I’ve been hiding . . . and I’m tired.
I’m tired of shopping in plus size stores.
Tired of making love with the lights off.
Tired of staying out of the spotlight because I don’t want people looking at me.
Tired of looking around to see if I’m the biggest in the room, and celebrating when I’m not.
I’m just plain sick and tired of wearing this FAT SUIT!
I originally put it on because it made me feel safe. It protected me when those who should have didn’t. The scariest part of all is that sometimes it protected me from myself when I wasn’t strong enough or brave enough to say no.
But that is all behind me now, and I’m finally ready to love myself and take care of ME in the way I deserve. I can do this because, for the very first time, I feel SAFE. This is mostly due to my amazing husband. He is my soft place to fall, and I know that he will never hurt me. His love makes me feel safe to uncover who I really am and stop hiding.
I’ve dieted on and off pretty much my whole adult life. So why will this time be different? Because I’ve been working on the INSIDE, and I know what purposes the extra weight has served in my life. Those issues are finally behind me, so this will be the last time I make the decision to begin once again.
Find Your Why
I use a tool that helps me when I’m trying to narrow down my feelings or get to the root cause of a problem. It’s called the FIVE WHYS. Here’s an example:
Question 1: Why do I want to lose weight?
Answer: Because I want to look better.
Question 2: Why do I want to look better?
Answer: I want to feel better about myself and be more confident.
Question 3: Why do I want to feel better about myself and be more confident?
Answer: I think people will like me more.
Question 4: Why does it matter if people like you?
Answer: Because if other people don’t like me, then I don’t like myself.
Question 5: Why don’t you like yourself?
Answer: Because I’m ashamed of things that have happened in the past.

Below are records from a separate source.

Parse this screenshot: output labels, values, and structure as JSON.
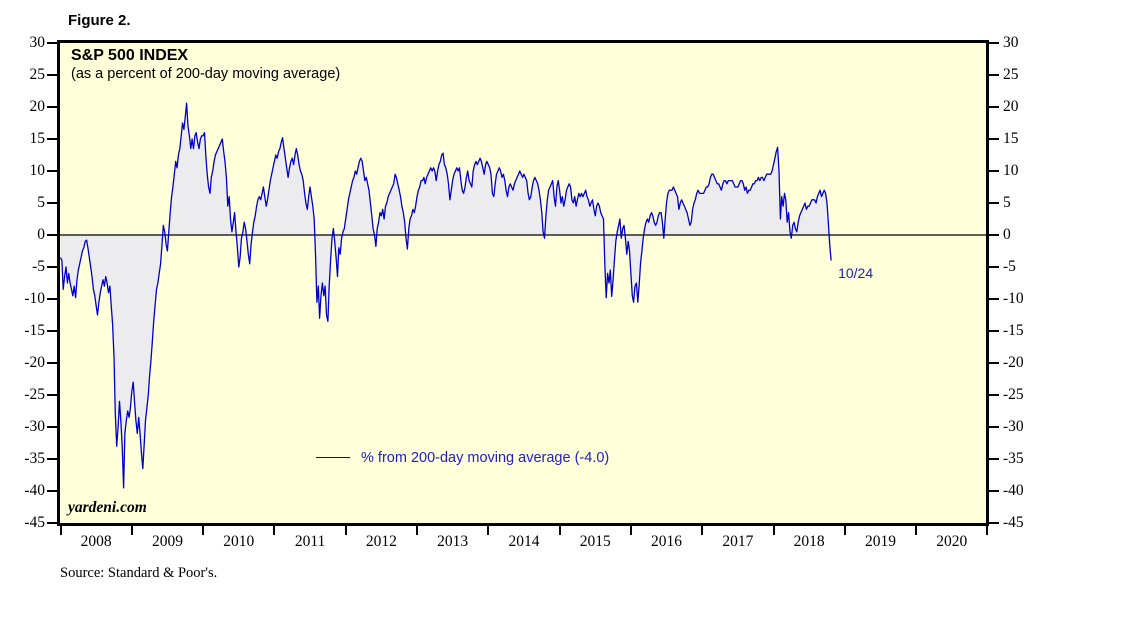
{
  "figure_label": "Figure 2.",
  "source_note": "Source: Standard & Poor's.",
  "watermark": "yardeni.com",
  "chart_data": {
    "type": "line",
    "title": "S&P 500 INDEX",
    "subtitle": "(as a percent of 200-day moving average)",
    "legend": [
      {
        "label": "% from 200-day moving average (-4.0)",
        "color": "#0000c8"
      }
    ],
    "annotations": [
      {
        "text": "10/24",
        "x": 2018.82,
        "y": -4.0
      }
    ],
    "ylim": [
      -45,
      30
    ],
    "yticks": [
      30,
      25,
      20,
      15,
      10,
      5,
      0,
      -5,
      -10,
      -15,
      -20,
      -25,
      -30,
      -35,
      -40,
      -45
    ],
    "ytick_labels_both_sides": true,
    "zero_line": 0,
    "x_years": [
      2008,
      2009,
      2010,
      2011,
      2012,
      2013,
      2014,
      2015,
      2016,
      2017,
      2018,
      2019,
      2020
    ],
    "points_per_year": 52,
    "grid": "off",
    "legend_position": "bottom-center-inside",
    "colors": {
      "line": "#0000c8",
      "fill": "#ececee",
      "plot_bg": "#ffffd9",
      "annotation_text": "#2020c8",
      "axis_text": "#000000"
    },
    "last_value": -4.0,
    "last_date_label": "10/24",
    "series": [
      {
        "name": "% from 200-day moving average",
        "values_by_year": {
          "2008": [
            -3.5,
            -4,
            -8.5,
            -6.5,
            -5,
            -7.5,
            -6,
            -7.5,
            -8.5,
            -9.5,
            -8,
            -9.8,
            -7,
            -5.5,
            -4.5,
            -3.5,
            -2.5,
            -2,
            -1,
            -0.8,
            -2,
            -3.5,
            -5,
            -6.5,
            -8.5,
            -9.5,
            -11,
            -12.5,
            -10.5,
            -9,
            -8,
            -7,
            -8,
            -6.5,
            -7.5,
            -9,
            -8,
            -11,
            -14,
            -19,
            -28,
            -33,
            -30,
            -26,
            -29,
            -33,
            -39.5,
            -31,
            -29,
            -27.5,
            -28.5,
            -27
          ],
          "2009": [
            -24.5,
            -23,
            -26,
            -29,
            -31,
            -28.5,
            -31,
            -34,
            -36.5,
            -33,
            -29,
            -27,
            -25,
            -22,
            -19.5,
            -16.5,
            -13.5,
            -11,
            -8.5,
            -7.5,
            -6,
            -4.5,
            -1.5,
            1.5,
            0.5,
            -1.5,
            -2.5,
            0.5,
            3.5,
            6,
            7.5,
            9.5,
            11.5,
            10.5,
            12.5,
            13.5,
            15.5,
            17.5,
            16.5,
            18.5,
            20.6,
            17,
            15.5,
            13.5,
            15,
            13.5,
            15.5,
            16,
            14.5,
            13.5,
            15,
            15.5
          ],
          "2010": [
            15.5,
            16,
            12.5,
            9.5,
            7.5,
            6.5,
            9,
            10,
            11.5,
            12.5,
            13,
            13.5,
            14,
            14.5,
            15,
            13,
            11.5,
            9,
            4.5,
            6,
            2.5,
            0.5,
            2,
            3.5,
            0.5,
            -2,
            -5,
            -3.5,
            -0.5,
            0.5,
            2,
            1,
            -1,
            -3,
            -4.5,
            -1.5,
            0.5,
            2,
            3,
            4.5,
            5.5,
            6,
            5.5,
            6.5,
            7.5,
            6,
            4.5,
            5.5,
            7,
            8.5,
            9.5,
            10.5
          ],
          "2011": [
            11.5,
            12.5,
            12,
            13,
            13.5,
            14.5,
            15.2,
            13.5,
            12,
            10.5,
            9,
            10.5,
            11.5,
            12,
            11,
            12.5,
            13.5,
            12.5,
            11,
            10,
            9.5,
            8.5,
            6.5,
            5,
            4,
            6,
            7.5,
            6,
            4.5,
            2.5,
            -3,
            -10.5,
            -8,
            -13,
            -9.5,
            -7.5,
            -9.5,
            -8,
            -12.5,
            -13.5,
            -8,
            -4,
            -0.5,
            1,
            -1,
            -3.5,
            -6.5,
            -2,
            -3,
            -0.5,
            0.5,
            1
          ],
          "2012": [
            2.5,
            4,
            5.5,
            6.5,
            7.5,
            8.5,
            9,
            10,
            9.5,
            10.5,
            11.5,
            12,
            11.5,
            10,
            8.5,
            9,
            8,
            7,
            5,
            3,
            1,
            0,
            -1.8,
            1,
            2,
            3.5,
            3,
            4,
            2.5,
            4.5,
            5,
            6,
            6.5,
            7,
            7.5,
            8,
            9.5,
            9,
            8,
            7,
            6,
            4.5,
            3.5,
            2,
            -0.5,
            -2.2,
            1,
            2.5,
            3,
            4,
            3.5,
            4.5
          ],
          "2013": [
            6,
            7,
            7.5,
            8.5,
            8.5,
            9,
            8,
            9,
            9.5,
            10,
            10.5,
            10,
            10.5,
            10,
            8.5,
            10,
            11,
            11.5,
            12.5,
            12.8,
            11,
            10.5,
            9.5,
            8,
            5.5,
            7,
            8.5,
            9.5,
            10,
            10.5,
            10,
            10.5,
            8.5,
            7,
            6.5,
            7.5,
            9,
            10,
            8.5,
            8,
            7.5,
            10,
            11,
            11.5,
            11,
            11.5,
            12,
            11.5,
            10.5,
            9.5,
            11,
            11.5
          ],
          "2014": [
            11,
            10.5,
            9.5,
            6.5,
            6,
            8,
            9.5,
            10,
            10.5,
            10,
            9,
            9.5,
            8.5,
            7,
            6,
            7.5,
            8,
            7.5,
            7,
            8,
            8.5,
            9,
            9.5,
            10,
            9.5,
            9,
            9.5,
            9,
            8.5,
            6.5,
            5.5,
            6,
            7.5,
            8.5,
            9,
            8.5,
            8,
            7,
            5.5,
            3.5,
            0.5,
            -0.5,
            3,
            5.5,
            7,
            7.5,
            8,
            8.5,
            6,
            4.5,
            7.5,
            8.5
          ],
          "2015": [
            7,
            5,
            6,
            4.5,
            5.5,
            7,
            7.5,
            8,
            7.5,
            5.5,
            5,
            6,
            4.5,
            5.5,
            6.5,
            6,
            6.5,
            6,
            6.5,
            7,
            6,
            5.5,
            4.5,
            5,
            5.5,
            4,
            3,
            4.5,
            5,
            4.5,
            3.5,
            3,
            2.5,
            -4.5,
            -9.8,
            -6,
            -7.5,
            -5.5,
            -9.6,
            -7,
            -4,
            -1,
            0.5,
            1.5,
            2.5,
            -0.5,
            1,
            1.5,
            -0.5,
            -3,
            -1,
            -2.5
          ],
          "2016": [
            -6,
            -9.5,
            -10.5,
            -8,
            -7.5,
            -10.5,
            -8,
            -4.5,
            -2.5,
            -0.5,
            1,
            2,
            2.5,
            2,
            3,
            3.5,
            3,
            2,
            1.5,
            2,
            3,
            3.5,
            3.5,
            2,
            -0.5,
            2.5,
            5,
            6.5,
            7,
            7,
            7,
            7.5,
            7,
            6.5,
            6,
            4,
            5,
            5.5,
            5,
            4.5,
            4,
            3.5,
            2.5,
            1.5,
            2,
            4,
            5,
            5.5,
            6.5,
            7,
            6.5,
            6.5
          ],
          "2017": [
            6.5,
            6.5,
            7,
            7.5,
            7.5,
            8,
            9,
            9.5,
            9.5,
            9,
            8.5,
            8,
            8,
            7.5,
            7,
            8,
            8.5,
            8.5,
            8,
            8.5,
            8.5,
            8.5,
            8.5,
            8,
            7.5,
            7.5,
            7.5,
            8,
            8.5,
            8.5,
            8,
            7,
            7.5,
            6.5,
            7,
            7,
            7.5,
            8,
            8,
            8.5,
            8.5,
            9,
            8.5,
            9,
            9,
            8.5,
            9,
            9.5,
            9.5,
            9.5,
            9.5,
            10
          ],
          "2018": [
            11,
            12,
            13,
            13.7,
            10,
            2.5,
            6,
            4.5,
            6.5,
            5.5,
            2,
            3.5,
            0.5,
            -0.5,
            1.5,
            2,
            1,
            0.5,
            2,
            3,
            3.5,
            4,
            4.5,
            5,
            4,
            4.5,
            4.5,
            5,
            5.5,
            5.5,
            5.5,
            5,
            6,
            6.5,
            7,
            6,
            6.5,
            7,
            6.5,
            5,
            2,
            -1.5,
            -4.0
          ]
        }
      }
    ]
  }
}
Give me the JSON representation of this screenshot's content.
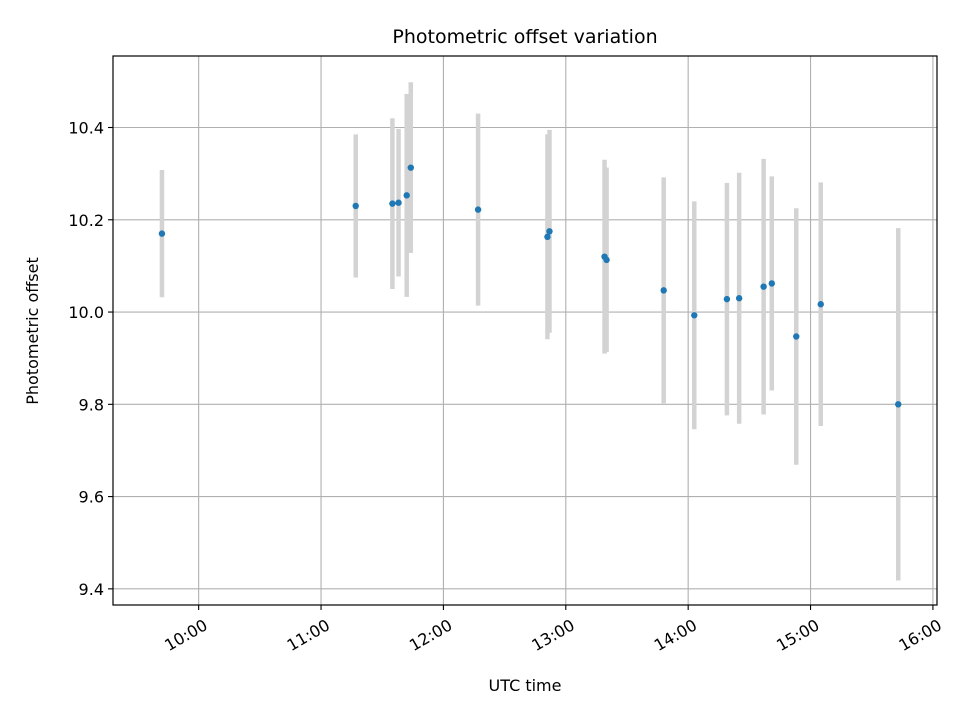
{
  "chart_data": {
    "type": "scatter",
    "title": "Photometric offset variation",
    "xlabel": "UTC time",
    "ylabel": "Photometric offset",
    "x_ticks": [
      "10:00",
      "11:00",
      "12:00",
      "13:00",
      "14:00",
      "15:00",
      "16:00"
    ],
    "y_ticks": [
      "9.4",
      "9.6",
      "9.8",
      "10.0",
      "10.2",
      "10.4"
    ],
    "xlim": [
      "09:18",
      "16:02"
    ],
    "ylim": [
      9.365,
      10.555
    ],
    "grid": true,
    "x_tick_rotation_deg": 30,
    "colors": {
      "point": "#1f77b4",
      "errorbar": "#d3d3d3",
      "grid": "#b0b0b0",
      "axes": "#000000"
    },
    "series": [
      {
        "points": [
          {
            "x": "09:42",
            "y": 10.17,
            "err": 0.138
          },
          {
            "x": "11:17",
            "y": 10.23,
            "err": 0.155
          },
          {
            "x": "11:35",
            "y": 10.235,
            "err": 0.185
          },
          {
            "x": "11:38",
            "y": 10.237,
            "err": 0.16
          },
          {
            "x": "11:42",
            "y": 10.253,
            "err": 0.22
          },
          {
            "x": "11:44",
            "y": 10.313,
            "err": 0.185
          },
          {
            "x": "12:17",
            "y": 10.222,
            "err": 0.208
          },
          {
            "x": "12:51",
            "y": 10.163,
            "err": 0.222
          },
          {
            "x": "12:52",
            "y": 10.175,
            "err": 0.22
          },
          {
            "x": "13:19",
            "y": 10.12,
            "err": 0.21
          },
          {
            "x": "13:20",
            "y": 10.113,
            "err": 0.2
          },
          {
            "x": "13:48",
            "y": 10.047,
            "err": 0.245
          },
          {
            "x": "14:03",
            "y": 9.993,
            "err": 0.247
          },
          {
            "x": "14:19",
            "y": 10.028,
            "err": 0.252
          },
          {
            "x": "14:25",
            "y": 10.03,
            "err": 0.272
          },
          {
            "x": "14:37",
            "y": 10.055,
            "err": 0.277
          },
          {
            "x": "14:41",
            "y": 10.062,
            "err": 0.232
          },
          {
            "x": "14:53",
            "y": 9.947,
            "err": 0.278
          },
          {
            "x": "15:05",
            "y": 10.017,
            "err": 0.264
          },
          {
            "x": "15:43",
            "y": 9.8,
            "err": 0.382
          }
        ]
      }
    ]
  }
}
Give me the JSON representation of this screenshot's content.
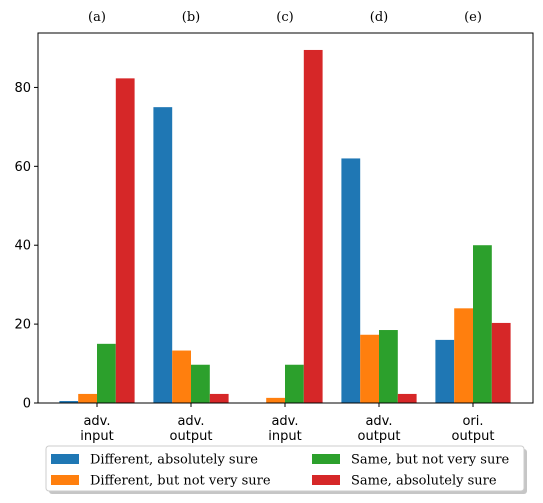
{
  "chart_data": {
    "type": "bar",
    "panel_labels": [
      "(a)",
      "(b)",
      "(c)",
      "(d)",
      "(e)"
    ],
    "categories": [
      [
        "adv.",
        "input"
      ],
      [
        "adv.",
        "output"
      ],
      [
        "adv.",
        "input"
      ],
      [
        "adv.",
        "output"
      ],
      [
        "ori.",
        "output"
      ]
    ],
    "series": [
      {
        "name": "Different, absolutely sure",
        "color": "#1f77b4",
        "values": [
          0.5,
          75.0,
          0.0,
          62.0,
          16.0
        ]
      },
      {
        "name": "Different, but not very sure",
        "color": "#ff7f0e",
        "values": [
          2.3,
          13.3,
          1.3,
          17.3,
          24.0
        ]
      },
      {
        "name": "Same, but not very sure",
        "color": "#2ca02c",
        "values": [
          15.0,
          9.7,
          9.7,
          18.5,
          40.0
        ]
      },
      {
        "name": "Same, absolutely sure",
        "color": "#d62728",
        "values": [
          82.3,
          2.3,
          89.5,
          2.3,
          20.3
        ]
      }
    ],
    "ylim": [
      0,
      93.8
    ],
    "yticks": [
      "0",
      "20",
      "40",
      "60",
      "80"
    ],
    "grid": false,
    "legend_placement": "bottom-center"
  }
}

Interesting, huh? So essentially, I’m wearing 100 pounds of shame . . . and it’s heavy! I’m not naive enough to believe that losing weight is going to solve all my problems. But the fact that I’m finally ready is a good indicator that all the work I’ve been doing on the INSIDE is ready to manifest itself on the outside.
And just to be clear, I’m not going on some crazy diet. I’m creating a new life style for myself with the end goal of health and happiness. I’m expecting weight loss as a result, but I don’t care how long it takes. I know it won’t be easy, but I’m determined to make it work this time.